This is our wake-up call – these native trout are truly our aquatic ‘canaries in a coal mine’ – telling us that all is not well, and that we need to pay attention, prioritize what to do, and then act with responsibility and solid scientific direction to ensure the continued persistence and flourishing of native trout in the strongholds of cold, clear mountain streams and lakes. 
 Our native trout – wild aquatic beauty in peril
 Westslope Cutthroat trout

Westslope cutthroat trout are listed as threatened by both the Government of Alberta and the Government of Canada.   In Canada, westslope cutthroat trout are native only to the Bow and Oldman River systems.  
Historically in the Oldman watershed, their populations extended from the high mountain creeks, rivers and lakes to as far as Lethbridge.  But - that was then, this is now.  WSCT have declined so precipitously in the last 50 years that they now are at around 5% of their former population numbers, and these remnant populations have retracted to the small and scattered streams in the highest reaches of the Rocky Mountain tributaries of the Oldman River.  
Human activities were and continue to be the greatest threat to the persistence of WSCT remnant populations in Alberta.  These activities include the historical introduction of invasive species (ie: stocking of rainbow trout hybridize with WSCT and reduce or exterminate pure strain populations); development/industrial pressures that adversely impact or destroy habitat; and consumption (angling).
This alarming trend is further exacerbated by the looming issue of climate change, when projected mean temperatures in summer of many streams, especially in lower elevation streams and lakes, will rise to a point that WSCT cannot continue to exist.   High mountain streams with intact forests and riparian areas provide the foundation for the clear, cold, connected and complex aquatic systems that support WSCT.  
If we want to have WSCT in the future, there is an immediate need to take greater care of these important remnant habitats – to protect, rehabilitate and restore, and to manage adverse and cumulative impacts in these mountain headwaters areas.
 Bull trout

Bull trout were listed as a threatened by the Government of Alberta in 2012.   The status of bull trout is also currently under review by the Government of Canada.  A Recovery Plan for bull trout is now being prepared to guide the recovery of bull trout in Alberta.   
Bull trout occur in all of the major watersheds of the eastern slopes in Alberta, but have experienced significant reductions in both range and numbers, including the loss of some populations.
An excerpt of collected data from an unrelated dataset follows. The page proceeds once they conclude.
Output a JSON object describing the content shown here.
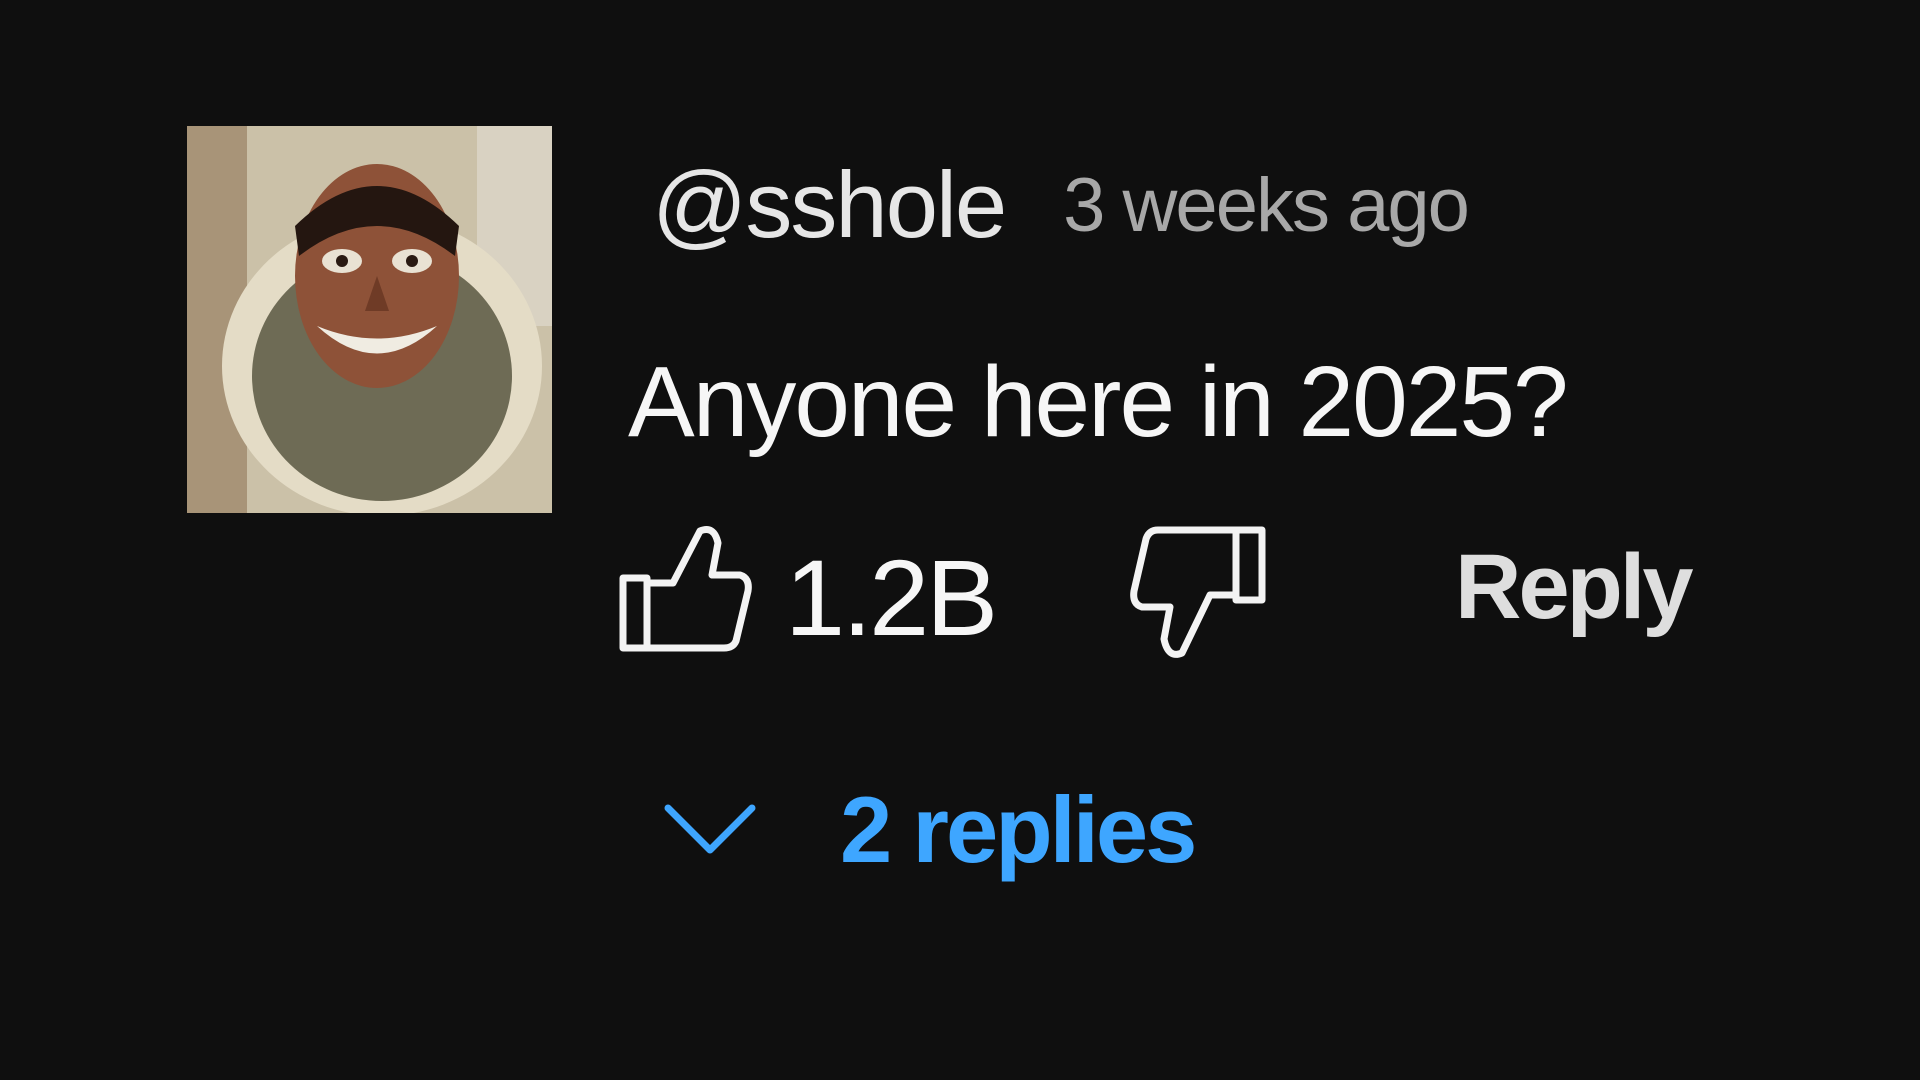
{
  "comment": {
    "author": "@sshole",
    "timestamp": "3 weeks ago",
    "text": "Anyone here in 2025?",
    "like_count": "1.2B",
    "reply_label": "Reply",
    "replies_label": "2 replies"
  },
  "icons": {
    "like": "thumbs-up-icon",
    "dislike": "thumbs-down-icon",
    "expand": "chevron-down-icon"
  },
  "colors": {
    "background": "#0f0f0f",
    "text": "#f1f1f1",
    "muted": "#aaaaaa",
    "accent": "#3ea6ff"
  }
}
Historically, bull trout were estimated to live in approximately 24,000 stream kilometres in Alberta, but are now down to an estimated 16,000 kms.   This is a 33% reduction in the extent of their historical range.
Bull trout in southern Alberta watersheds have had the greatest losses, including the Oldman, Bow and Red Deer rivers.  Bull trout populations in the Oldman watershed have been decreasing due to increasing cumulative impacts of industrial and recreation activities in their historic range, including logging, gas exploration and extraction, off-highway vehicles use, livestock grazing and random access camping.
  Recovery of bull trout will require conservation of healthy aquatic ecosystems, restoration and protection of degraded habitats, and the adoption of disturbance thresholds that will not be exceeded.
 What do we need to do for native trout?
As a first step, Albertans need to be aware that the populations of native trout are in trouble and that action is needed to ensure healthy headwaters and source water native fish habitat.  As a sharp lesson about the nature of cumulative effects that degrade native fish habitat and population persistence, Lorne Fitch put it most succinctly:
"Farmers, miners, off highway vehicle users, roughnecks, homeowners, politicians and a cast of thousands have devastated Alberta’s fish populations without ever catching or frying a single fish. Instead, large numbers of fish, populations of fish, and watersheds of fish were killed through habitat alterations, loss of critical habitats, water withdrawals, and pollution. It has been a death by a thousand cuts, not a thousand hooks. Individually there was no malice, spite or even intention – only the ignorance of fish ecology and cumulative effects."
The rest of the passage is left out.